A. Moyennant requête du 19 juillet 2016, reçue par l’Office fédéral de la justice (ci-après: OFJ) le 25 juillet 2016, le Ministère de la justice autrichien (ci- après: l’autorité requérante) a formellement requis l’extradition de A. Les autorités autrichiennes lui reprochent des infractions en relation avec l’immigration illégale (act. 3, p. 2).

B. Le 3 août 2016, l’OFJ a transmis la documentation extraditionnelle au Ministère public central du canton de Vaud (ci-après: MP-VD), pour que l’intéressé soit auditionné à ce sujet. Le même jour, l’OFJ a émis un mandat d’arrêt en vue d’extradition à l’encontre de A. (act. 3, p. 2).

C. A. a été arrêté le 11 août 2016, date à laquelle, entendu par le MP-VD, il s’est opposé à l’extradition simplifiée. A cette occasion, il lui a été imparti un délai de 15 jours pour présenter des observations éventuelles à la demande formelle d’extradition émise par l’autorité requérante. Le mandat d’arrêt précité lui a également été notifié (act. 3, p. 2).
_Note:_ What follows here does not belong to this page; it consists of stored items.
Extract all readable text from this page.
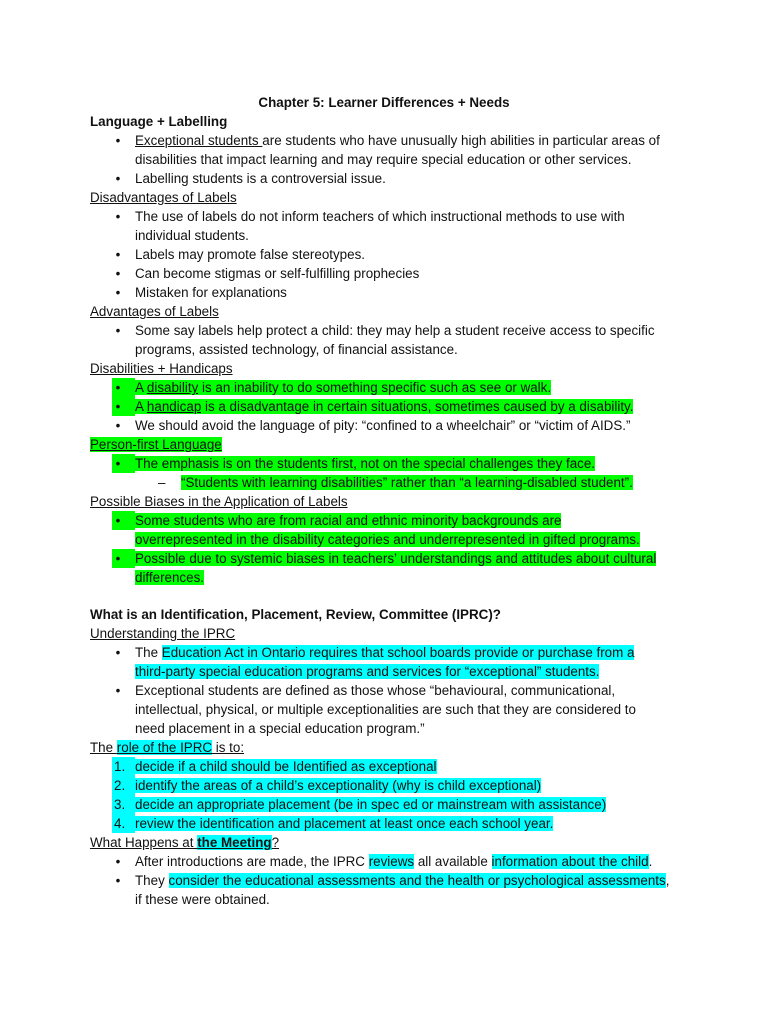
Chapter 5: Learner Differences + Needs
Language + Labelling
• Exceptional students are students who have unusually high abilities in particular areas of
disabilities that impact learning and may require special education or other services.
• Labelling students is a controversial issue.
Disadvantages of Labels
• The use of labels do not inform teachers of which instructional methods to use with
individual students.
• Labels may promote false stereotypes.
• Can become stigmas or self-fulfilling prophecies
• Mistaken for explanations
Advantages of Labels
• Some say labels help protect a child: they may help a student receive access to specific
programs, assisted technology, of financial assistance.
Disabilities + Handicaps
• A disability is an inability to do something specific such as see or walk.
• A handicap is a disadvantage in certain situations, sometimes caused by a disability.
• We should avoid the language of pity: “confined to a wheelchair” or “victim of AIDS.”
Person-first Language
• The emphasis is on the students first, not on the special challenges they face.
–	“Students with learning disabilities” rather than “a learning-disabled student”.
Possible Biases in the Application of Labels
• Some students who are from racial and ethnic minority backgrounds are
overrepresented in the disability categories and underrepresented in gifted programs.
• Possible due to systemic biases in teachers’ understandings and attitudes about cultural
differences.
What is an Identification, Placement, Review, Committee (IPRC)?
Understanding the IPRC
• The Education Act in Ontario requires that school boards provide or purchase from a
third-party special education programs and services for “exceptional” students.
• Exceptional students are defined as those whose “behavioural, communicational,
intellectual, physical, or multiple exceptionalities are such that they are considered to
need placement in a special education program.”
The role of the IPRC is to:
1. decide if a child should be Identified as exceptional
2. identify the areas of a child’s exceptionality (why is child exceptional)
3. decide an appropriate placement (be in spec ed or mainstream with assistance)
4. review the identification and placement at least once each school year.
What Happens at the Meeting?
• After introductions are made, the IPRC reviews all available information about the child.
• They consider the educational assessments and the health or psychological assessments,
if these were obtained.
D. A. a interjeté recours auprès du Tribunal pénal fédéral le 22 août 2016 contre le mandat d’arrêt du 3 août 2016, concluant à l’annulation dudit prononcé, ainsi qu’à sa mise en liberté. Subsidiairement, il conclut à ce que sa mise en liberté soit assortie de mesures de substitution. Il demande, au surplus, à être mis au bénéfice de l’assistance judiciaire et à ce que Me Raphaël Schindelholz soit désigné mandataire d’office dans le cadre de la procédure d’extradition le concernant (RP.2016.39, act. 1.0).

E. Invité à répondre, l'OFJ conclut, le 26 août 2016, au rejet du recours dans la mesure de sa recevabilité (act. 3). Dans sa réplique du 30 août 2016, A. persiste dans ses conclusions (act. 4).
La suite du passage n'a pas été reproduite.